Over at Charlie’s place, a fellow named Cdodgson brought up the split between the Czech Republic and Slovakia as an example of a “peaceful secession from more or less democratic states which the people involved don’t regret and don’t want to reverse.” The context, of course, was Scotland.
The basic description is true. The Velvet Divorce was peaceful and the countries were more-or-less democratic. But the Velvet Divorce holds few lessons for Scotland.
The history of the Velvet Divorce does however hold lessons for the Velvet Divorce: namely that it was a sleazy breakup of a perfectly functioning country that benefitted no one save the two politicians who arranged it and forced it through: Vaclav Klaus and Vladimir Mečiar. Neither of them did their country any good, before or after the split.
Did the January 1, 1993, division of Czechoslovakia reflect popular opinion? Of course, the answer has no bearing on the benefit of small states or the morality of breaking up democratic polities, but it is interesting ... because it didn't! In 1991, polls showed only 9% of Czechs and 15% of Slovaks favored a split. (Page 252.) By December 1992, support had risen ... to only 36% of Czechs and 37% of Slovaks.
Moreover, Czechoslovakia already showed a rather impressive level of decentralization: in 1992, the federal government controlled only 22% of public spending. (See Table 6.1.) An additional 0.5% of spending went through the federal government to the two states via federal grants. (Table 6.5.) It is true that fiscal grants from the federal government had dried up as an almost accidental response to de-communization. That might have annoyed some Slovaks ... only the polls didn't show it.

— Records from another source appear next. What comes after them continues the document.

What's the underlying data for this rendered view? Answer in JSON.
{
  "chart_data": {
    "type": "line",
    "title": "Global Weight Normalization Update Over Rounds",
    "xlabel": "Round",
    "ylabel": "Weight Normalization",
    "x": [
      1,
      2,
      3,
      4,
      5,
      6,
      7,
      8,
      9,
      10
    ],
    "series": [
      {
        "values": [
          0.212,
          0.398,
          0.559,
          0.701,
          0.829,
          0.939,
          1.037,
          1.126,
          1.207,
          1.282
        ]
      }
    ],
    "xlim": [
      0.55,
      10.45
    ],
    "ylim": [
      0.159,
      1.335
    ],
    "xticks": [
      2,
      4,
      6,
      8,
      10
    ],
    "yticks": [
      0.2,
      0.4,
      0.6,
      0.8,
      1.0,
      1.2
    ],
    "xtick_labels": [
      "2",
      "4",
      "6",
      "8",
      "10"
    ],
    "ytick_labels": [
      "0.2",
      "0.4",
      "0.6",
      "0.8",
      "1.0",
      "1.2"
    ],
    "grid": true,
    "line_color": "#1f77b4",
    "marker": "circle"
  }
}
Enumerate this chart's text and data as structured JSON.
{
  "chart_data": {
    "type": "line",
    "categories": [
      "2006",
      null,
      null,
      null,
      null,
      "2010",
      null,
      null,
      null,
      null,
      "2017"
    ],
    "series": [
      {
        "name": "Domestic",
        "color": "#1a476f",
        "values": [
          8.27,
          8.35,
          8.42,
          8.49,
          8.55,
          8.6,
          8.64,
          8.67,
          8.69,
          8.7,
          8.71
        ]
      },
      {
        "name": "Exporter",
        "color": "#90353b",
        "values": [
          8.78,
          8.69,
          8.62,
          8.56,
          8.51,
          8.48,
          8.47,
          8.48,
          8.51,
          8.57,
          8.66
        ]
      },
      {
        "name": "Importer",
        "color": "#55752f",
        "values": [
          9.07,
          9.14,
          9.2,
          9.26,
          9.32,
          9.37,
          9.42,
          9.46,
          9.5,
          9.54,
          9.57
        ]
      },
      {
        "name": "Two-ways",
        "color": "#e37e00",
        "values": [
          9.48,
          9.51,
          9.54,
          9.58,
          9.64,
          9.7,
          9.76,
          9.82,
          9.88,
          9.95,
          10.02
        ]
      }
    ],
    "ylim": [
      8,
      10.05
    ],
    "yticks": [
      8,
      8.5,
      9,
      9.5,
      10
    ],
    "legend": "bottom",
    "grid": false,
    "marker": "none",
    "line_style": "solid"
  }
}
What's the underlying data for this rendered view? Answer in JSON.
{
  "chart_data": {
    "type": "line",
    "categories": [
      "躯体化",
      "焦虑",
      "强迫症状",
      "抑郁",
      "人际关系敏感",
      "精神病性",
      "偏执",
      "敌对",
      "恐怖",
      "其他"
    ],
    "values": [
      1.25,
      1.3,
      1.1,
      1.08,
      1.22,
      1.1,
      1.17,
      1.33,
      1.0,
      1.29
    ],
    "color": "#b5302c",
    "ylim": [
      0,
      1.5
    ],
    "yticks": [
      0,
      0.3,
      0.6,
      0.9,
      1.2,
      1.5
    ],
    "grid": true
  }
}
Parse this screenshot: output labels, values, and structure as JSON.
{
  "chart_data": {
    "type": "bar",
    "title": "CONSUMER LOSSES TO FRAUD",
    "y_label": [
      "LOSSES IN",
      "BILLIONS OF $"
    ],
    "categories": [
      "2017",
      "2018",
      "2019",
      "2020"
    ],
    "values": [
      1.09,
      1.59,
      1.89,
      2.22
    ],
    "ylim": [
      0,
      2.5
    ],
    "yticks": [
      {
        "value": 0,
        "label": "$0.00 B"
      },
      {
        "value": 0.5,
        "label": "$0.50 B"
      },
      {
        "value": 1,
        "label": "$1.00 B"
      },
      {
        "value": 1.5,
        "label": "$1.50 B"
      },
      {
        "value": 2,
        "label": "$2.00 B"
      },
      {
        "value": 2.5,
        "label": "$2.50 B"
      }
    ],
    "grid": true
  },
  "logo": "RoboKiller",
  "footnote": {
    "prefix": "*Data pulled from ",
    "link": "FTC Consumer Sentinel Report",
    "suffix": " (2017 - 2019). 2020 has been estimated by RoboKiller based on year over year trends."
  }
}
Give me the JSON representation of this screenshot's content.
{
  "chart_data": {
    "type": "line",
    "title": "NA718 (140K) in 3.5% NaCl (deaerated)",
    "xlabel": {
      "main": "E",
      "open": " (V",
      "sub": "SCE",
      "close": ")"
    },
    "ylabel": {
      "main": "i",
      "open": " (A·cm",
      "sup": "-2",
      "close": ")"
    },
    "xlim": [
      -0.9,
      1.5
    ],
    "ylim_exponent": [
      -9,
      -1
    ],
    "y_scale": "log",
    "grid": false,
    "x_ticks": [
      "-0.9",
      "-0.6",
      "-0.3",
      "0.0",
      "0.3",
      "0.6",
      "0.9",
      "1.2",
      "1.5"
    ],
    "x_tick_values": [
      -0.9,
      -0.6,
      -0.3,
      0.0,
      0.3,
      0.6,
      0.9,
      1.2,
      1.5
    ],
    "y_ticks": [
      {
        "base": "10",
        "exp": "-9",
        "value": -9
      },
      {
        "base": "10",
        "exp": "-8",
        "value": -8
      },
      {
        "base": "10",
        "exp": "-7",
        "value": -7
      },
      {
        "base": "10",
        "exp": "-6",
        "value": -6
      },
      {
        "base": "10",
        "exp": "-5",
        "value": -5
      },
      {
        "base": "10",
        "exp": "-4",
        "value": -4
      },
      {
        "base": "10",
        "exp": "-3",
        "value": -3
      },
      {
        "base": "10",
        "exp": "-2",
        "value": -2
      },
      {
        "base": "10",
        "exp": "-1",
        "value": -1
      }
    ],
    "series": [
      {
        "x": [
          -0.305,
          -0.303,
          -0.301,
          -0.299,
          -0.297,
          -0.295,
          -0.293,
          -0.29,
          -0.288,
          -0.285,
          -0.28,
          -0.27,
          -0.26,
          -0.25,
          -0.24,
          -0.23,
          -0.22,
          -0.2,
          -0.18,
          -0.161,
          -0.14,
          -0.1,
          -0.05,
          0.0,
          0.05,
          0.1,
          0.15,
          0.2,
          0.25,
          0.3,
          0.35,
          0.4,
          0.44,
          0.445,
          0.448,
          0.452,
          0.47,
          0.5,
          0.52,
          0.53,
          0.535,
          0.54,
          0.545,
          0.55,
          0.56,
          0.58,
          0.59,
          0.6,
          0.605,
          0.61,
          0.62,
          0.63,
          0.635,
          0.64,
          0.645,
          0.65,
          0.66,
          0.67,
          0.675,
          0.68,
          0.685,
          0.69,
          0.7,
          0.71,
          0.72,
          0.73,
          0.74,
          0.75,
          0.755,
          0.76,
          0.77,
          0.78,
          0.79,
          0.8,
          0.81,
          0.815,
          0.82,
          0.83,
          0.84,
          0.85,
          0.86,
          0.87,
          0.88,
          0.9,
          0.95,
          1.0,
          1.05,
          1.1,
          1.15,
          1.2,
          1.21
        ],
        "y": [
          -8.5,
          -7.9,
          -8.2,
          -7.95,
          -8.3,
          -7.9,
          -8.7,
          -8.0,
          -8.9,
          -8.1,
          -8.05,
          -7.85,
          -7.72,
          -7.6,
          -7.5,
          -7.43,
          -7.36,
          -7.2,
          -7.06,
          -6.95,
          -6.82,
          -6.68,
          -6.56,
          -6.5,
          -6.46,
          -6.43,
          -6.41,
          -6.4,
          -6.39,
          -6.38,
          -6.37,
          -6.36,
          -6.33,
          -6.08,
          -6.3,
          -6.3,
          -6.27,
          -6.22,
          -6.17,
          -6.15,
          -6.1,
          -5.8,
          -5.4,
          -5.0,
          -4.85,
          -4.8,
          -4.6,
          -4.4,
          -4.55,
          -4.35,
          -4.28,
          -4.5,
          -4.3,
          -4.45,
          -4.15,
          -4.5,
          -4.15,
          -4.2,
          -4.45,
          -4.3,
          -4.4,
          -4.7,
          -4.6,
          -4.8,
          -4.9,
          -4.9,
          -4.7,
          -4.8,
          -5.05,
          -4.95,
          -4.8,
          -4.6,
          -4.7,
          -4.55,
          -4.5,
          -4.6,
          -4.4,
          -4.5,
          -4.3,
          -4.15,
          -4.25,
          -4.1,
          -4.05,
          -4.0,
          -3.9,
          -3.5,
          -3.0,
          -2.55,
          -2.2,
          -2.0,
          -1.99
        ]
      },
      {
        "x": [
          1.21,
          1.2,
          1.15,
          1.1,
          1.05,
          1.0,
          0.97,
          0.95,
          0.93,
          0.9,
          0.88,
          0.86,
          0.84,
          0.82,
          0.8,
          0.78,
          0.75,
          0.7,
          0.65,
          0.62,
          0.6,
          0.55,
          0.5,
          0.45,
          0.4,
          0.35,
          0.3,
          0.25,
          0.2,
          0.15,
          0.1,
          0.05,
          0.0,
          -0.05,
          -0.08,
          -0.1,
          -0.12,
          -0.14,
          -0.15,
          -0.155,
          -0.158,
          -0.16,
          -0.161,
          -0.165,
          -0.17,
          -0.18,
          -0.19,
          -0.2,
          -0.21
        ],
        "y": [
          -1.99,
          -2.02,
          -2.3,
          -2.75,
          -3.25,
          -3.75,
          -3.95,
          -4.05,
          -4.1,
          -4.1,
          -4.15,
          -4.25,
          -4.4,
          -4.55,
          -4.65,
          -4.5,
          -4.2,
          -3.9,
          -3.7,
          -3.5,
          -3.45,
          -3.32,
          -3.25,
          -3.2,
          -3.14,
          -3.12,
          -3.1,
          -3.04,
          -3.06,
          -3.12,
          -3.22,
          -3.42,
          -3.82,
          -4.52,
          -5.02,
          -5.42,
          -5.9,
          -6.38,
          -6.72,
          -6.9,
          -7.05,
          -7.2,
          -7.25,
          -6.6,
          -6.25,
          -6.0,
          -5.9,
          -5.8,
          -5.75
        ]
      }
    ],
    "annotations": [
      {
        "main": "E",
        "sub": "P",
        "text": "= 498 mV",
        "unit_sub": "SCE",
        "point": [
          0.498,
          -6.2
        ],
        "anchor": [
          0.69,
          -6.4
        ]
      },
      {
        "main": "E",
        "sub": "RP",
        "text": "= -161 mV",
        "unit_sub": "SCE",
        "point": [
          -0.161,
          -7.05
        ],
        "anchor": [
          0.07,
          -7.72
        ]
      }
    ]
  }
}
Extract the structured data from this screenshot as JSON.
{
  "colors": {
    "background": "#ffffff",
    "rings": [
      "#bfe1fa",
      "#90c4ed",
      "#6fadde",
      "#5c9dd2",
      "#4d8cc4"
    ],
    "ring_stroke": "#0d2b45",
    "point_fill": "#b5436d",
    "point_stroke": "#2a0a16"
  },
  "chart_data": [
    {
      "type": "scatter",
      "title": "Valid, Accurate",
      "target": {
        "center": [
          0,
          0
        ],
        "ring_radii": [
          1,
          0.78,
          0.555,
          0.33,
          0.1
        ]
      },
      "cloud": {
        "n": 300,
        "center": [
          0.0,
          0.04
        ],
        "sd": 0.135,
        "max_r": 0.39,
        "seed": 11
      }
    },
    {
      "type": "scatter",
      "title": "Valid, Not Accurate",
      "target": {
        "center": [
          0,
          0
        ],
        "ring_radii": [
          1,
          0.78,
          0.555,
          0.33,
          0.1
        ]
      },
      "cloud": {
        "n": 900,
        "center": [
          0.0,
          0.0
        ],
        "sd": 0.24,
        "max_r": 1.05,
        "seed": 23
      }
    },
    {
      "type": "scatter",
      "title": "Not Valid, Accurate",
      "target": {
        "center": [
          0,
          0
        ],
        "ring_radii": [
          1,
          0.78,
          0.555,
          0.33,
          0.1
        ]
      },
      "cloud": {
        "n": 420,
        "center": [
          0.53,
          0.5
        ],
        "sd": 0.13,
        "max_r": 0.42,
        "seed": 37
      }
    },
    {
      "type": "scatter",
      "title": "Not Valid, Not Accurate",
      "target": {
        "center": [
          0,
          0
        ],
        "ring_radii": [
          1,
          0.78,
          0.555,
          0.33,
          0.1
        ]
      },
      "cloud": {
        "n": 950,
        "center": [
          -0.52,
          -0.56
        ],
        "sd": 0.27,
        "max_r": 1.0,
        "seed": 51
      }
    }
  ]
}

The deal was hashed out between Klaus and Mečiar with no popular input. Neither politico was a particularly admirable person. Both leaders refused to hold a referendum because they believed that they would lose.
A continuing federation would have eventually led to more fiscal transfers. It also would have ended Mečiar's ambitions. So Klaus threw out the poorer chunk of the country and Mečiar escaped the limits of the federal system. Win-win for them.
Did the split leave anyone else better off politically or economically? On the Slovak side, the answer is pretty clearly “no,” although the country managed to survive the Mečiar years. It came close to some ugly outcomes, though. (See Hungary for a bad but-still-not-worst-case example of the bullet that Slovakia dodged.)
Lose-lose for everyone else. Trade collapsed despite a customs union, and both countries went through a painful adjustment. (Page 60.) It worked out OK in the end, but at grave risk to democracy and the gratuitous sundering of a political community. The Czechs and the Slovaks certainly seem to feel that it was pointless: two decades later, only 41% of Czechs and 29% of Slovaks think the Velvet Divorce was the right thing to do. Given status-quo bias, those numbers are astoundingly low.
There is a value in democratic political communities. They bind people through something more than impersonal market exchanges. It is hard to see why they should be broken up unless they are turning undemocratic (which would include systematized ethnic discrimination) or have such histories of intercommunal hatred that they cannot be made to work without violence.
It may be the case that some members of a democratic community have so soured on the others that they wish to share none of the responsibilities of being in a community. But that is parochial and cramped.
To return to Scotland: the breakup of Czechoslovakia was nothing like the proposed breakup of the United Kingdom. It had no popular support (unlike Scottish independence), led to great economic dislocation for both new countries (unlike Scottish independence, which will likely have no impact on England), occurred in a situation of low fiscal transfers (unlike Scottish independence), led to a near-breakdown of democracy in one of the countries (unlike Scottish independence), and did not occur after several decades of divergent policy preferences (unlike Scottish independence).
Comparisons between Scotland and Slovakia are best avoided, I think, unless the discussion is solely focused on short-term economic effects.